› Por Horacio González
Jorge Alvarez estimuló todas las tendencias renovadoras de la cultura literaria y musical argentina de los años ’60 y ’70. Su figura asemejaba a la de un gran autodidacto, un lector desparejo, un conocedor refinado y hedónico de materias vastas y dispersas, un profesional del “descubrimiento de talentos” que, en vez de actuar para grandes discográficas y editoras anglosajonas, fundó sus propias epopeyas en la Buenos Aires de aquella época –cuya sinécdoque eran cuatro o cinco cuadras de la Calle Corrientes–, donde en la resonancia universal de un Jack Kerouac irrumpía un Ricardo Piglia y en el camino de Elvis Presley surgían jugos de tomates fríos. Quizá quiso ser un enérgico manager que fumaba habanos u otros portentosos elixires, o bien un autoritario gerente de marketing que se sacara la lotería con una afortunada amalgama de rápidos muchachos rockeros. No fue así: lo que lanzó de libros y discos no podía asimilarse al gran mercado –aunque era portador de sus secretos síntomas– y de lo que él amasó, lo que aún perdura sigue siendo parte de las culturas laterales, no dispuestas a proyectos vicarios de asimilacionismo vulgar. Por eso, estos fútiles destinos imaginarios aparecían como evaporadas fantasías ante un Jorge Alvarez que continuaba pensando proyectos grandiosos, pero es posible que no sospechara que lo que hacía ahora, viejo y desventurado, contratado para dar a luz una nueva colección de libros en la Biblioteca Nacional, revestía una importancia adicional. Era la importancia ruinosa del tiempo, su refutación imposible pero ansiada siempre.
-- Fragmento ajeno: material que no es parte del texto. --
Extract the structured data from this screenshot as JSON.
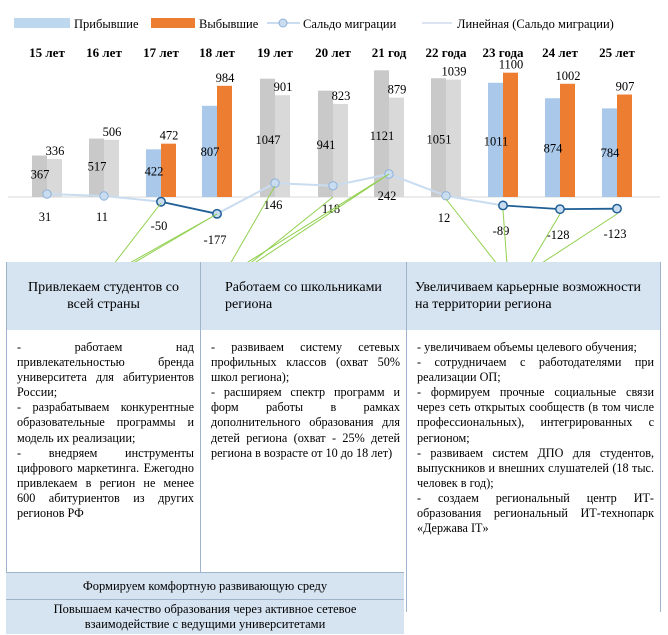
{
  "chart_data": {
    "type": "bar",
    "categories": [
      "15 лет",
      "16 лет",
      "17 лет",
      "18 лет",
      "19 лет",
      "20 лет",
      "21 год",
      "22 года",
      "23 года",
      "24 лет",
      "25 лет"
    ],
    "series": [
      {
        "name": "Прибывшие",
        "values": [
          367,
          517,
          422,
          807,
          1047,
          941,
          1121,
          1051,
          1011,
          874,
          784
        ]
      },
      {
        "name": "Выбывшие",
        "values": [
          336,
          506,
          472,
          984,
          901,
          823,
          879,
          1039,
          1100,
          1002,
          907
        ]
      },
      {
        "name": "Сальдо миграции",
        "values": [
          31,
          11,
          -50,
          -177,
          146,
          118,
          242,
          12,
          -89,
          -128,
          -123
        ]
      },
      {
        "name": "Линейная (Сальдо миграции)",
        "values": [
          31,
          11,
          -50,
          -177,
          146,
          118,
          242,
          12,
          -89,
          -128,
          -123
        ]
      }
    ],
    "legend_position": "top",
    "colors": {
      "arrived": "#bdd7ee",
      "arrived_highlight": "#a9c8ea",
      "departed": "#ed7d31",
      "departed_gray": "#d9d9d9",
      "arrived_gray": "#c9c9c9",
      "saldo_positive": "#c9dcf0",
      "saldo_negative": "#1f5e96",
      "arrow": "#92d050"
    }
  },
  "columns": [
    {
      "header": "Привлекаем студентов со всей страны",
      "items": [
        "- работаем над привлекательностью бренда университета для абитуриентов России;",
        "- разрабатываем конкурентные образовательные программы и модель их реализации;",
        "- внедряем инструменты цифрового маркетинга. Ежегодно привлекаем в регион не менее 600 абитуриентов из других регионов РФ"
      ]
    },
    {
      "header": "Работаем со школьниками региона",
      "items": [
        "- развиваем систему сетевых профильных классов (охват 50% школ региона);",
        "- расширяем спектр программ и форм работы в рамках дополнительного образования для детей региона (охват - 25% детей региона в возрасте от 10 до 18 лет)"
      ]
    },
    {
      "header": "Увеличиваем карьерные возможности на территории региона",
      "items": [
        "- увеличиваем объемы целевого обучения;",
        "- сотрудничаем с работодателями при реализации ОП;",
        "- формируем прочные социальные связи через сеть открытых сообществ (в том числе профессиональных), интегрированных с регионом;",
        "- развиваем систем ДПО для студентов, выпускников и внешних слушателей (18 тыс. человек в год);",
        "- создаем региональный центр ИТ-образования региональный ИТ-технопарк «Держава IT»"
      ]
    }
  ],
  "bottom": [
    "Формируем комфортную развивающую среду",
    "Повышаем качество образования через активное сетевое взаимодействие с ведущими университетами"
  ]
}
Había vuelto luego de décadas a la Argentina, empobrecido e ignorado. Seguía hablando de grandes lanzamientos, de investigar las nuevas tendencias juveniles, hacía valer su experiencia con graciosa grandilocuencia, sin percibir quizá que si retornaba era para vivir la reiteración de una marginalidad derrotada para la industria cultural más desarrollada (desde la que parecía que nos hablaba) pero totalmente imaginativa y eficaz si se la medía según una apuesta por las fisuras, por lo intempestivo, por lo marginal. En él, el germen mitificado de la gran empresa era un fracaso que convivía con los verdaderos Althusser y David Viñas, que vivían en el silencio victorioso de esa vida intelectual argentina, que en parte muy significativa sin Alvarez no hubiera sido posible. En la Biblioteca Nacional se sentaba en una oficina enfrente a la mía. Allí dirigía la Colección Jorge Alvarez, un golpe de aliento sobre ese terrible tiempo cíclico, que al par que nos envejece, nos permite volver al comienzo. Así, por su iniciativa, se reeditaron los libros de Germán Rozenmacher, los mismos con los que había comenzado su leyenda editorial, casi cinco décadas atrás, y que ya se habían transformado en las obras completas del autor de “Cabecita negra”. Lo quiso así: vuelta al inicio y engorde de los orígenes. También seleccionó cuentos de César Aira y de Diego Tatián. Con estas publicaciones y sus memorias, concluía su tarea. Ya hacía mucho tiempo que había publicado lo que al mismo tiempo se daba a conocer por primera vez al lector argentino, tanto un Ambroise Bierce como las terceras o cuartas cosas de Walsh. Ahora volvía para recoger su propia leyenda, la canción para su propia muerte.
* Director de la Biblioteca Nacional.